Notre ambition est de contribuer à un développement intelligent et durable de la région Est – une région, non seulement où il ferait bon vivre, mais aussi bénéficiant d’un environnement propice à l’habitat, au travail, à la pratique de nombreux loisirs et surtout bien connecté avec le reste de l’île. 
Vous êtes dans le domaine sucrier, l’énergie et immobilier. Le groupe compte-t-il diversifier davantage ses activités ?
Pour le moment, nous souhaitons nous concentrer sur les secteurs dans lesquels nous sommes déjà investis. Au niveau énergétique, nous venons de signer un PPA avec le CEB pour un projet de ferme photovoltaïque à Beau Champ. Nous sommes aussi en discussion avec les autorités pour la création d’une nouvelle centrale de 40 MW à Union-Flacq en remplacement de nos centrales existantes. 

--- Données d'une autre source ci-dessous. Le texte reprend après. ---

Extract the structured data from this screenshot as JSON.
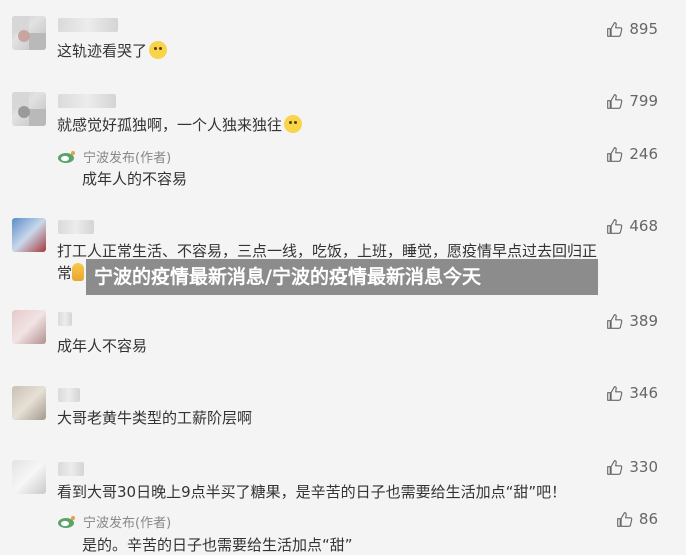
{
  "banner_title": "宁波的疫情最新消息/宁波的疫情最新消息今天",
  "reply_author_name": "宁波发布(作者)",
  "comments": [
    {
      "text": "这轨迹看哭了",
      "emoji": "crying-face",
      "likes": "895"
    },
    {
      "text": "就感觉好孤独啊，一个人独来独往",
      "emoji": "sad-face",
      "likes": "799",
      "reply": {
        "author": "宁波发布(作者)",
        "text": "成年人的不容易",
        "likes": "246"
      }
    },
    {
      "text_line1": "打工人正常生活、不容易，三点一线，吃饭，上班，睡觉，愿疫情早点过去回归正",
      "text_line2": "常",
      "emoji": "pray-hands",
      "likes": "468"
    },
    {
      "text": "成年人不容易",
      "likes": "389"
    },
    {
      "text": "大哥老黄牛类型的工薪阶层啊",
      "likes": "346"
    },
    {
      "text": "看到大哥30日晚上9点半买了糖果，是辛苦的日子也需要给生活加点“甜”吧！",
      "likes": "330",
      "reply": {
        "author": "宁波发布(作者)",
        "text": "是的。辛苦的日子也需要给生活加点“甜”",
        "likes": "86"
      }
    }
  ],
  "icons": {
    "like": "thumbs-up-icon",
    "author_badge": "weibo-logo-icon"
  },
  "colors": {
    "background": "#f4f4f4",
    "text": "#333333",
    "muted": "#888888",
    "banner": "#6e6e6e"
  }
}
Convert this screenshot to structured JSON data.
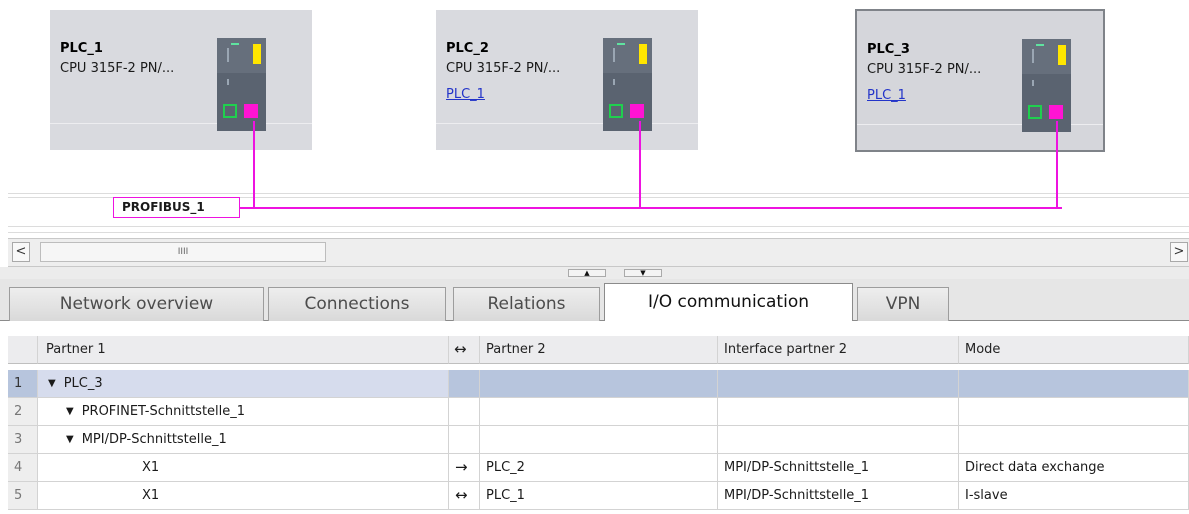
{
  "devices": [
    {
      "name": "PLC_1",
      "cpu": "CPU 315F-2 PN/...",
      "link": ""
    },
    {
      "name": "PLC_2",
      "cpu": "CPU 315F-2 PN/...",
      "link": "PLC_1"
    },
    {
      "name": "PLC_3",
      "cpu": "CPU 315F-2 PN/...",
      "link": "PLC_1"
    }
  ],
  "bus": {
    "label": "PROFIBUS_1",
    "color": "#ee13e0"
  },
  "scrollbar": {
    "left_arrow": "<",
    "right_arrow": ">",
    "thumb_grip": "IIII"
  },
  "splitter": {
    "up": "▲",
    "down": "▼"
  },
  "tabs": [
    "Network overview",
    "Connections",
    "Relations",
    "I/O communication",
    "VPN"
  ],
  "active_tab": "I/O communication",
  "table": {
    "headers": {
      "partner1": "Partner 1",
      "dir": "↔",
      "partner2": "Partner 2",
      "iface": "Interface partner 2",
      "mode": "Mode"
    },
    "rows": [
      {
        "num": "1",
        "p1": "PLC_3",
        "dir": "",
        "p2": "",
        "iface": "",
        "mode": ""
      },
      {
        "num": "2",
        "p1": "PROFINET-Schnittstelle_1",
        "dir": "",
        "p2": "",
        "iface": "",
        "mode": ""
      },
      {
        "num": "3",
        "p1": "MPI/DP-Schnittstelle_1",
        "dir": "",
        "p2": "",
        "iface": "",
        "mode": ""
      },
      {
        "num": "4",
        "p1": "X1",
        "dir": "→",
        "p2": "PLC_2",
        "iface": "MPI/DP-Schnittstelle_1",
        "mode": "Direct data exchange"
      },
      {
        "num": "5",
        "p1": "X1",
        "dir": "↔",
        "p2": "PLC_1",
        "iface": "MPI/DP-Schnittstelle_1",
        "mode": "I-slave"
      }
    ],
    "caret": "▼"
  }
}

Nous travaillons aussi sur la valorisation de tous les sous-produits de la canne, avec par exemple une étude en cours sur les opportunités liées à la mélasse. Au fil des années, nous avons énormément investi dans la sucrerie, en augmentant sa capacité de production. Nous avons construit une raffinerie et investi dans les sucres spéciaux. Je dirais que nous sommes actuellement dans une période de maturité et que notre prochain investissement de taille sera celui de la nouvelle centrale thermique à Union Flacq dont le coût est estimé à environ 175 à 200 millions d’euros. 
On parle de ‘black-out’, de ‘general breakdown’. 

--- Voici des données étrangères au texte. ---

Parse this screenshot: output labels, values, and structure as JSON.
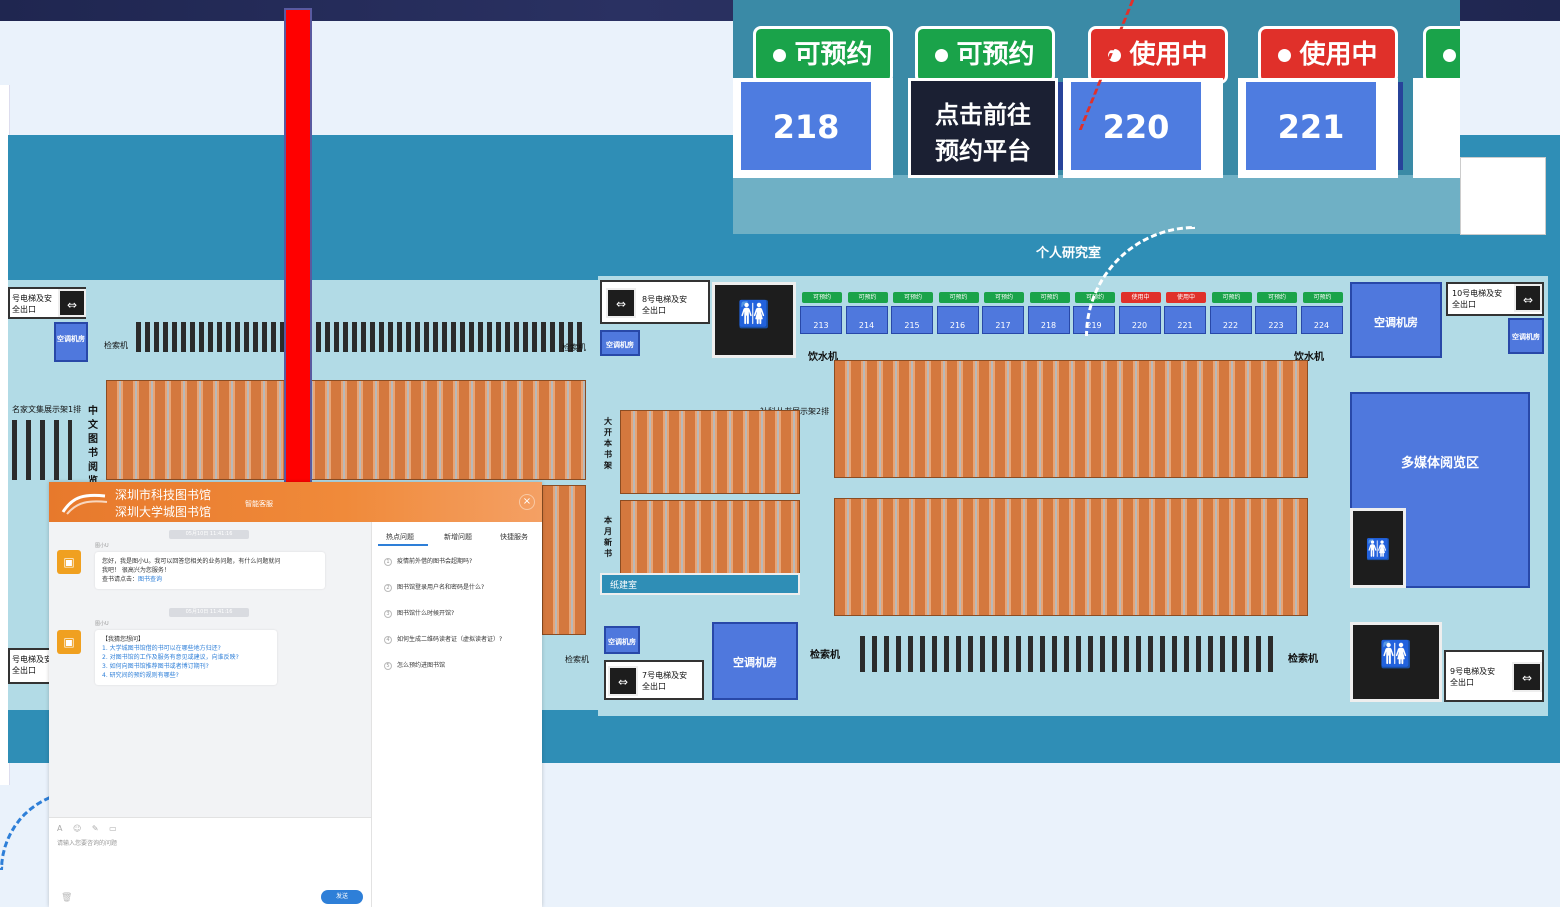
{
  "zoom": {
    "tags": [
      {
        "text": "可预约",
        "color": "#1aa34a"
      },
      {
        "text": "可预约",
        "color": "#1aa34a"
      },
      {
        "text": "使用中",
        "color": "#e0302a"
      },
      {
        "text": "使用中",
        "color": "#e0302a"
      }
    ],
    "rooms": [
      "218",
      "220",
      "221"
    ],
    "cta_line1": "点击前往",
    "cta_line2": "预约平台"
  },
  "plan": {
    "study_label": "个人研究室",
    "study_rooms": [
      {
        "num": "213",
        "status": "可预约",
        "state": "green"
      },
      {
        "num": "214",
        "status": "可预约",
        "state": "green"
      },
      {
        "num": "215",
        "status": "可预约",
        "state": "green"
      },
      {
        "num": "216",
        "status": "可预约",
        "state": "green"
      },
      {
        "num": "217",
        "status": "可预约",
        "state": "green"
      },
      {
        "num": "218",
        "status": "可预约",
        "state": "green"
      },
      {
        "num": "219",
        "status": "可预约",
        "state": "green"
      },
      {
        "num": "220",
        "status": "使用中",
        "state": "red"
      },
      {
        "num": "221",
        "status": "使用中",
        "state": "red"
      },
      {
        "num": "222",
        "status": "可预约",
        "state": "green"
      },
      {
        "num": "223",
        "status": "可预约",
        "state": "green"
      },
      {
        "num": "224",
        "status": "可预约",
        "state": "green"
      }
    ],
    "exit_8": "8号电梯及安全出口",
    "exit_10": "10号电梯及安全出口",
    "exit_9": "9号电梯及安全出口",
    "exit_7": "7号电梯及安全出口",
    "exit_left_top": "号电梯及安全出口",
    "exit_left_bottom": "号电梯及安全出口",
    "water_left": "饮水机",
    "water_right": "饮水机",
    "ac_room": "空调机房",
    "ac_small": "空调机房",
    "search_pc": "检索机",
    "multimedia": "多媒体阅览区",
    "big_shelf": "大开本书架",
    "new_books": "本月新书",
    "exhibit": "社科丛书展示架2排",
    "famous": "名家文集展示架1排",
    "chinese_reading": "中文图书阅览",
    "digital_room": "纸建室"
  },
  "chat": {
    "org1": "深圳市科技图书馆",
    "org2": "深圳大学城图书馆",
    "subtitle": "智能客服",
    "close": "×",
    "time1": "05月10日 11:41:16",
    "time2": "05月10日 11:41:16",
    "bot_name": "图小U",
    "greeting_line1": "您好，我是图小U。我可以回答您相关的业务问题，有什么问题就问",
    "greeting_line2": "我吧！ 很高兴为您服务！",
    "search_prefix": "查书请点击：",
    "search_link": "图书查询",
    "guess_title": "【我猜您想问】",
    "guesses": [
      "1. 大学城图书馆借的书可以在哪些地方归还?",
      "2. 对图书馆的工作及服务有意见或建议，向谁反映?",
      "3. 如何向图书馆推荐图书或者博订期刊?",
      "4. 研究间的预约规则有哪些?"
    ],
    "tabs": [
      "热点问题",
      "新增问题",
      "快捷服务"
    ],
    "hot_questions": [
      "疫情前外借的图书会超期吗?",
      "图书馆登录用户名和密码是什么?",
      "图书馆什么时候开馆?",
      "如何生成二维码读者证（虚拟读者证）?",
      "怎么预约进图书馆"
    ],
    "input_placeholder": "请输入您要咨询的问题",
    "send": "发送"
  }
}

Je pense que dans le ‘track-record’ que nous avons vécu à Maurice, mis à part, de petits incidents isolés, nous avons toujours su éviter ce genre de situation. Il me semble qu’aujourd’hui, la production est bien équilibrée entre les secteurs privé et public. Il y a des plans de production qui ont été établis par rapport à l’augmentation de la demande ; c’est un débat intéressant car il s’agit de ne pas trop investir en anticipation d’une demande qui par la suite ne viendrait pas. En même temps, il semble primordial d’anticiper suffisamment afin de ne pas être pris de court. Il y a donc toujours un prix à payer pour avoir une certaine marge de sécurité. Je pense ainsi, que la venue d’un régulateur dans le domaine énergétique serait très positive. Elle permettrait à une autorité indépendante, d’établir une politique nationale – après consultations – et de s’assurer, comme nous l’avons souvent fait, qu’on prenne la meilleure des décisions. 
 
On avance que la CEB est une institution dépassée. Votre avis.

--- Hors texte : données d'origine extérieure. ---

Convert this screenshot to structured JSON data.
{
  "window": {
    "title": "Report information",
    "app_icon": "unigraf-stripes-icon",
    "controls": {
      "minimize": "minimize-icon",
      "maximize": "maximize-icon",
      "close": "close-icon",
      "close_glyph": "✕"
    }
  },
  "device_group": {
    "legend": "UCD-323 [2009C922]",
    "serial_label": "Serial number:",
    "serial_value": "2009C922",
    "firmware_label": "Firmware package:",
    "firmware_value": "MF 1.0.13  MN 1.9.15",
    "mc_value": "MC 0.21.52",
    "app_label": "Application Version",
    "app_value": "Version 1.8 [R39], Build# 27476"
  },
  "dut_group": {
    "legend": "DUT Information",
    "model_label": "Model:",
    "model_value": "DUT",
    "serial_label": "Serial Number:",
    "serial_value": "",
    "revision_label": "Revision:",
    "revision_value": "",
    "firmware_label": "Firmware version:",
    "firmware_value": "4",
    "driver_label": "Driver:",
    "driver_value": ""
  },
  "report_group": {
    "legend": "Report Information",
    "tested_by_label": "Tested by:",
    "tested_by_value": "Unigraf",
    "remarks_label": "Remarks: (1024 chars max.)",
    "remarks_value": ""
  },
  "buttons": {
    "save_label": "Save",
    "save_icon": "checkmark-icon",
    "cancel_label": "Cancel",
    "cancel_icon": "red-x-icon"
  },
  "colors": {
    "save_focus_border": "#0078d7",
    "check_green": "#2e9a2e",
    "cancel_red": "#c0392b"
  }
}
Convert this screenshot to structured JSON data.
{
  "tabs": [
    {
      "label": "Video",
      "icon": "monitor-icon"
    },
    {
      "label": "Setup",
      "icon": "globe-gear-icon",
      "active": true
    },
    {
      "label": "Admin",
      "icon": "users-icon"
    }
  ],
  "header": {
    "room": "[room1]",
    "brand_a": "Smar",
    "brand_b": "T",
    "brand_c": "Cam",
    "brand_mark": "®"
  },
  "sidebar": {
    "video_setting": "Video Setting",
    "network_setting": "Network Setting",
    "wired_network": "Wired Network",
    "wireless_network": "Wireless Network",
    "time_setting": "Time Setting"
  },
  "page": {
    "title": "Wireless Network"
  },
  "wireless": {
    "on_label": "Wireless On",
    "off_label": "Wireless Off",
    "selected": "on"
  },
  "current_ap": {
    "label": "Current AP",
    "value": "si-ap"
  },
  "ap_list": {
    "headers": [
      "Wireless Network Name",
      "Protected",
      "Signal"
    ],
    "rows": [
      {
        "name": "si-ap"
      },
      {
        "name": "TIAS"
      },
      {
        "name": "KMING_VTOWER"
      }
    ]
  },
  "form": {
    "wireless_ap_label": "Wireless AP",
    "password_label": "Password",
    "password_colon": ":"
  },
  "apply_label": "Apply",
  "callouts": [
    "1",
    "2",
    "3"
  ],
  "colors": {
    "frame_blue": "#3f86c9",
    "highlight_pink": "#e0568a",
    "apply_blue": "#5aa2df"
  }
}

Toutes les institutions doivent se réinventer régulièrement et cela s’applique aussi au CEB. Je pense d’ailleurs qu’il a déjà initié cet exercice et est en réflexion sur son avenir. Si l’on veut d’un CEB plus moderne, il faut s’en donner les moyens. Plus globalement, il faudrait repenser notre politique énergétique, car si nous souhaitons augmenter la part du renouvelable dans la production d’électricité, il y aura sans doute un prix à payer. La question de « qui s’en acquittera » est une question importante sur laquelle il nous faudra encore discuter, mais je crois qu’il y a des choix stratégiques qui doivent être faits au niveau national. Je crois que le CEB est un composant important de la chaîne mais il n’est pas seul. Il est primordial d’inclure cela au sein d’une politique énergétique nationale. C’est là où le régulateur entrera en jeu afin de mettre tout le monde autour de la table et de définir ensemble cette politique énergétique. Ceci avec des options stratégiques, qui auront probablement un coût un peu plus élevé au départ mais avec des implications et des avantages, certainement, stratégiques et même économiques et financiers sur le moyen et long terme. Il y a toujours un arbitrage à faire entre le court et long terme.